India’s Modi Faces Uphill Battle After Losing Party Seats During Re-Election

Although his party fell short of a majority with just 240 seats, he still has 293 seats on his side thanks to the unanimous support of minor parties in his National Democratic Alliance.

AP
Indian Prime Minister Narendra Modi listens to Bharatiya Janata Party (BJP) President JP Nadda speak during an event at New Delhi, India, April 14, 2024. AP

The prime minister of India, Narendra Modi, officially begins his third term Saturday bloodied but unbowed by the blow of falling far short of his hopes and dreams in elections for all 543 members of the Lok Sabha, or parliament.

Mr. Modi’s foes in the Indian National Congress, the party that dominated the country’s political scene starting with India’s only other three-term prime minister, Jawaharlal Nehru, promised to exploit the failure of Mr. Modi’s Bharatiya Janata Party to win a majority of seats in the Lok Sabha.  

The leader of the Congress, Mallikarjun Kharge, predicted the Congress would disrupt Mr. Modi’s rule, possibly in a political crisis that would force another vote in the Lok Sabha, which formally elects the prime minister. “The mandate is decisively against Mr. Modi,” Mr. Kharge told party leaders. “It is a huge political loss for him personally.”

For now, though, Mr. Modi’s title of prime minister, even without all the power he might like, seems secure. Although his party fell short of a majority with just 240 seats, he still has 293 seats on his side thanks to the unanimous support of minor parties in his National Democratic Alliance.

On paper, Mr. Modi’s party appears far stronger than the Congress, which won 99 seats, but the Congress dominates the Indian National Developmental Inclusive Alliance, which claims 232 seats.

“The BJP-led NDA will surely form the next government, but will have to face a stronger opposition in the Parliament,“ a former professor at Jawaharlal Nehru University, Chintamani Mahapatra, told the Sun. “This is good for the health of the Indian democracy.”

No one disputes the right to vote, and vote-fixing or miscounting is hardly reported, though narrowing the endemic rich-poor gap and reforming an ancient caste system that determines social standing from birth seems impossible. Yet the fact that 642 million voters, two-thirds of the billion eligible to cast ballots, could strike a blow against Mr. Modi’s authoritarian rule shows the vibrant nature of Indian democracy.

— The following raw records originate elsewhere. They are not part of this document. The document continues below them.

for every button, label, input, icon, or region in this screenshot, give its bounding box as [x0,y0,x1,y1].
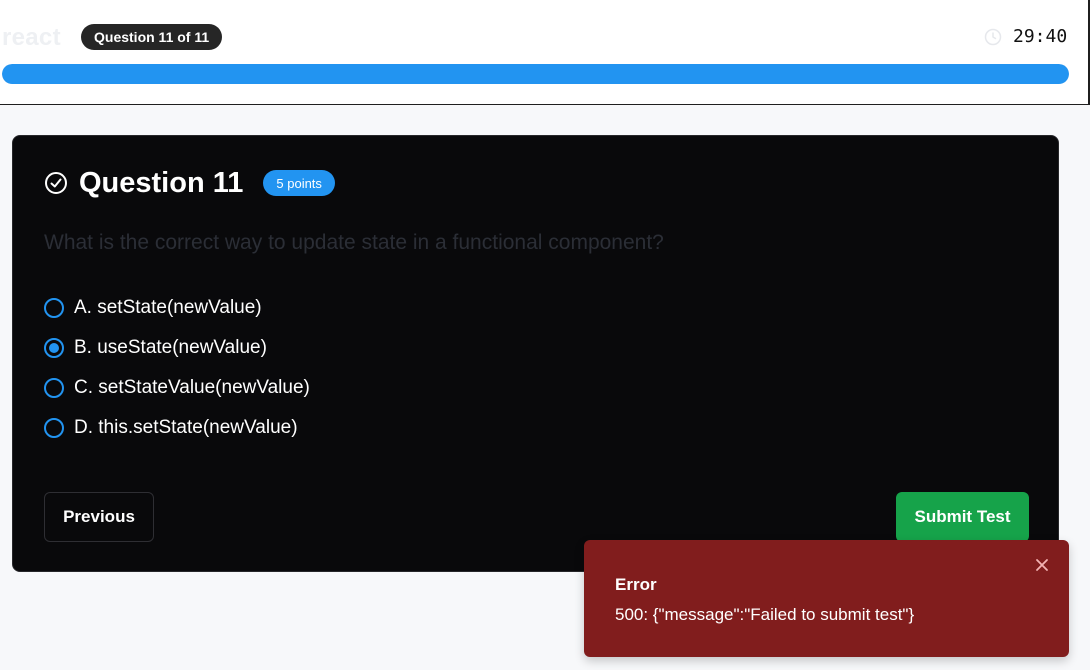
submit-test-button[interactable]: Submit Test [896,492,1029,542]
toast-message: 500: {"message":"Failed to submit test"} [615,605,915,624]
option-label: B. useState(newValue) [74,337,267,358]
countdown-timer: 29:40 [1013,26,1068,47]
test-page: react Question 11 of 11 29:40 Question 1… [0,0,1090,670]
question-text: What is the correct way to update state … [44,231,664,254]
radio-button[interactable] [44,298,64,318]
progress-bar [2,64,1069,84]
question-counter-badge: Question 11 of 11 [81,24,223,50]
test-header: react Question 11 of 11 29:40 [0,0,1090,105]
option-label: C. setStateValue(newValue) [74,377,310,398]
question-card: Question 11 5 points What is the correct… [12,135,1059,572]
question-title: Question 11 [79,166,244,199]
radio-button[interactable] [44,418,64,438]
radio-button[interactable] [44,338,64,358]
option-label: D. this.setState(newValue) [74,417,298,438]
points-badge: 5 points [263,170,335,196]
clock-icon [984,28,1002,46]
answer-option-d[interactable]: D. this.setState(newValue) [44,416,310,440]
answer-option-c[interactable]: C. setStateValue(newValue) [44,376,310,400]
question-header: Question 11 5 points [44,166,335,200]
course-title: react [2,24,61,51]
radio-button[interactable] [44,378,64,398]
answer-option-a[interactable]: A. setState(newValue) [44,296,310,320]
answer-option-b[interactable]: B. useState(newValue) [44,336,310,360]
radio-selected-dot [49,343,59,353]
previous-button[interactable]: Previous [44,492,154,542]
error-toast: Error 500: {"message":"Failed to submit … [584,540,1069,657]
answer-options: A. setState(newValue) B. useState(newVal… [44,296,310,456]
option-label: A. setState(newValue) [74,297,262,318]
progress-bar-fill [2,64,1069,84]
close-icon[interactable] [1035,558,1049,572]
toast-title: Error [615,575,657,594]
check-circle-icon [45,172,67,194]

“The election results symbolize the dynamism of Indian democracy, where elections are regularly, peacefully, and transparently held,” the founder of the Kalinga Institute of Indo-Pacific Studies, Mr. Mahapatra, said. “The intelligence of the Indian electorate gets reflected in the election outcomes and no party is allowed to take the voters for granted.”

In a commentary on the Hindu nationalism that is central to Mr. Modi’s outlook and policies, The Times of London had a clear view of Mr. Modi’s failings.

“The blame falls squarely on the shoulders of the party’s leader,” the paper editorialized. “Mr. Nodi’s platform has been to place Hindu nationalism at the centre of the country’s politics.” There was “a lesson for him in the election result,” it concluded. “Bullying Muslims and making the rich richer is not good enough. India’s poor people want to see a material improvement to their lives.”

The Congress also counts on the star power of Nehru’s great-grandson, Rahul Gandhi. As the party’s best-known figure, Mr. Gandhi might emerge as a contender for prime minister. His father, Rajiv Gandhi, served as prime minister for five years after the assassination of Nehru’s daughter, Indira, then prime minister, in 1984.

Whatever happens, though, Mr. Mahapatra said he doubted if Indian foreign policy would change much. Mr. Modi as prime minister has much improved India’s relations with Washington while joining in what’s known as Quad Four, the quadrilateral security dialog bringing India close to Washington as well as Japan and Australia without rising to the level of a military alliance.

“There is a broad consensus across the political divide in India on critical foreign policy issues that involve national security,” Mr. Mahapatra said. “Indian foreign policy under the next government will be marked by more continuity and less change.”

He predicted that “changes, if any, would be contingent upon external factors and developments,” including “the course of the Ukraine war, Israeli war against Hamas and activities of the terrorist outfits. “

“The fundamentals of Indo-U.S. strategic partnership will endure,” Mr. Mahapatra said, while India maintains a network of sensitive ties with both Russia and Communist China. “Russia will largely be a supplier of energy and defense equipment and India will continue“ to pursue its goals of resolving territorial differences with China” — a constant source of friction and sometimes conflict. 

India’s relationship with China is particularly difficult. India “will strengthen its defense posture along the border and maintain trade with China,” Mr Mahapara said, “but limit Chinese investments in India” — basically as India has been doing for many years.